A Honeywell International, conglomerado industrial norte-americano sediado em Charlotte, na Carolina do Norte, divulgou esta quinta-feira, 23 de abril de 2026, os resultados do primeiro trimestre, que revelaram um desempenho misto. As acções caíram 5,6% no pré-mercado depois de a empresa ter projectado receitas abaixo das expectativas de Wall Street para o segundo trimestre, pressionadas pelas perturbações geopolíticas no Médio Oriente que afectam as cadeias de abastecimento e pesam sobre a actividade industrial.
Resultados do primeiro trimestre superam em lucros mas faturação dececiona
No trimestre encerrado a 31 de março de 2026, a Honeywell reportou uma faturação de 9,14 mil milhões de dólares, um crescimento de 2% face ao período homólogo, mas abaixo das estimativas dos analistas de 9,31 mil milhões de dólares. Apesar disso, o lucro ajustado por acção subiu 11% para 2,45 dólares, superando as estimativas de 2,32 dólares e marcando o sétimo trimestre consecutivo de superação dos resultados. O resultado líquido caiu 43,3% para 821 milhões de dólares, penalizado por encargos relacionados com a reestruturação da dívida e imparidades de activos, enquanto o lucro por acção GAAP recuou 35% para 1,29 dólares devido aos custos elevados de reestruturação.
Previsão para o segundo trimestre penalizada pelo conflito no Médio Oriente
A principal razão para a queda das acções foi a guidance para o segundo trimestre, com a Honeywell a prever faturação entre 9,4 e 9,6 mil milhões de dólares, abaixo dos 9,73 mil milhões do consenso da LSEG. As perturbações foram particularmente visíveis no segmento de Process Automation and Technology, onde a actividade de aftermarket abrandou e os prazos de entrega foram adiados. O conflito intensificou as pressões inflacionistas em matérias-primas, energia e logística a nível global, embora o CEO Vimal Kapur tenha descrito os desafios como disrupções tácticas, sem afectar a procura fundamental. O fluxo de caixa livre caiu 71% para 56 milhões de dólares, reflectindo os custos mais elevados ligados à reestruturação e a despesas com litígios.

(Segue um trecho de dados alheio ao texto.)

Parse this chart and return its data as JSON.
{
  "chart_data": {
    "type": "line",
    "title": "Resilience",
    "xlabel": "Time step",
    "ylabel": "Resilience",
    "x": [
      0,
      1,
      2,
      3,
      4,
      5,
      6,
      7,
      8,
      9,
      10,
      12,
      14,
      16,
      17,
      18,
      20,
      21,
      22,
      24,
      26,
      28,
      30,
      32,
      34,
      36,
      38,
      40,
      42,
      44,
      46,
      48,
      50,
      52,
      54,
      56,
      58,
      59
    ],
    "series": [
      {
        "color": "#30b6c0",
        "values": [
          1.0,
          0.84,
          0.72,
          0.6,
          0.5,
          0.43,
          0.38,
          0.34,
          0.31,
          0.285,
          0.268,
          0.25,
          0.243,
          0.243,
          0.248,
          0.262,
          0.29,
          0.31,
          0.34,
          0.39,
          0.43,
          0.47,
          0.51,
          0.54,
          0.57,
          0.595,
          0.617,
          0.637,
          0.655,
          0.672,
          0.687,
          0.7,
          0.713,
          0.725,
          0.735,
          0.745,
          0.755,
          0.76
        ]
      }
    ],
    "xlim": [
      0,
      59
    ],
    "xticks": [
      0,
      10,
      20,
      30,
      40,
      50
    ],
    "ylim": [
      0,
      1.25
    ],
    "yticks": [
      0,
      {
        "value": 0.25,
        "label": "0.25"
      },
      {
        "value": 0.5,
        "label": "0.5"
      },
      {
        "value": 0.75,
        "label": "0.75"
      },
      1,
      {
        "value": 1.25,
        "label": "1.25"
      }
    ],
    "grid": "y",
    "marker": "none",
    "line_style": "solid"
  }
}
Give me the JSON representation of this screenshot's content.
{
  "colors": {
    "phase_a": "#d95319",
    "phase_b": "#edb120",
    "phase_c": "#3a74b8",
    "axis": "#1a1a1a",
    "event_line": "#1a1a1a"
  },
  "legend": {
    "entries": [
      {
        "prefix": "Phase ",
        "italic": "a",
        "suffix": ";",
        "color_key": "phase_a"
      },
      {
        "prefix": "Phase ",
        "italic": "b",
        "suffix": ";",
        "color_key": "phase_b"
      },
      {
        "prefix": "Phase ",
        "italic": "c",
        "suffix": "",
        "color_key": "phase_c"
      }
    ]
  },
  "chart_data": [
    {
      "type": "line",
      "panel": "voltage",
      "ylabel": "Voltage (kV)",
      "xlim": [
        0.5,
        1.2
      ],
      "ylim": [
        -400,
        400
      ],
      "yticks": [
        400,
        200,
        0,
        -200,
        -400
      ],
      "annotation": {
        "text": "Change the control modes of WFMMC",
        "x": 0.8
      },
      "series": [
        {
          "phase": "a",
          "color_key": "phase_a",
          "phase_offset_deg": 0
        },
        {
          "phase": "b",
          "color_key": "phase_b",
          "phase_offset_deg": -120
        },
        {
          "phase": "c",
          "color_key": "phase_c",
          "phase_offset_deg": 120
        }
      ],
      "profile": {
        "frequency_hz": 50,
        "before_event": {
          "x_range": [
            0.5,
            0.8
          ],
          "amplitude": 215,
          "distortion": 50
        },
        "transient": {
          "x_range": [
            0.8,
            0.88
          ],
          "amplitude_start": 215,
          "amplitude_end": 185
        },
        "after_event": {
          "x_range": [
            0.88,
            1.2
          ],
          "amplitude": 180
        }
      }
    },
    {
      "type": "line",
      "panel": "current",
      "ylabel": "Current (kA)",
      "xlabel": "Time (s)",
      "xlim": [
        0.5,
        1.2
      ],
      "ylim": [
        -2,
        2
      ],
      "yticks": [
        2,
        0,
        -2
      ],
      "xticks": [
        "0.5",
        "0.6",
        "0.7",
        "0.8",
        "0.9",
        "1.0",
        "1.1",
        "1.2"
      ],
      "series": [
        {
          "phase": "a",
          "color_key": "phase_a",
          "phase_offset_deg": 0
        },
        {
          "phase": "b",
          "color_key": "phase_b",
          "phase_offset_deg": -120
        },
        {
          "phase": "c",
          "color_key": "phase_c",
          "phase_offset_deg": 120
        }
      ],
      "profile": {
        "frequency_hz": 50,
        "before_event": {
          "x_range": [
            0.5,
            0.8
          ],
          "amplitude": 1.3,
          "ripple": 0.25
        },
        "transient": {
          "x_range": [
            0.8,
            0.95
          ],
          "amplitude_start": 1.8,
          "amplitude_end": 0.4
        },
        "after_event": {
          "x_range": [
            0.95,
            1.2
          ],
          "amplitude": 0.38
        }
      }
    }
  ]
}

Reestruturação e desinvestimentos ganham ritmo
A Honeywell está a avançar com planos para separar a sua estrutura de conglomerado em três entidades independentes focadas em automação, aeroespacial e materiais avançados. A cisão da Honeywell Aerospace está prevista para 29 de Junho, sujeita a aprovações finais. Em paralelo, a empresa acordou a venda do negócio de soluções de produtividade à Brady por 1,4 mil milhões de dólares e anunciou a venda da unidade de soluções de armazém e fluxo de trabalho à empresa de capital privado American Industrial Partners, com encerramento esperado para a segunda metade de 2026. Estas operações visam simplificar o portefólio da empresa e concentrar o foco em áreas de maior crescimento.
Perspectivas anuais inalteradas e desempenho relativo
Apesar dos ventos contrários de curto prazo, a Honeywell manteve as previsões para o ano fiscal de 2026, com faturação entre 38,8 e 39,8 mil milhões de dólares e lucros ajustados por acção entre 10,35 e 10,65 dólares. A empresa referiu que os ganhos de preços e os esforços para eliminar custos fixos associados à cisão do Aerospace estão a compensar as pressões inflacionistas. Apesar da volatilidade recente, as acções da Honeywell valorizaram 12,8% em 2026, superando o índice S&P 500, que subiu 4,3% no mesmo período.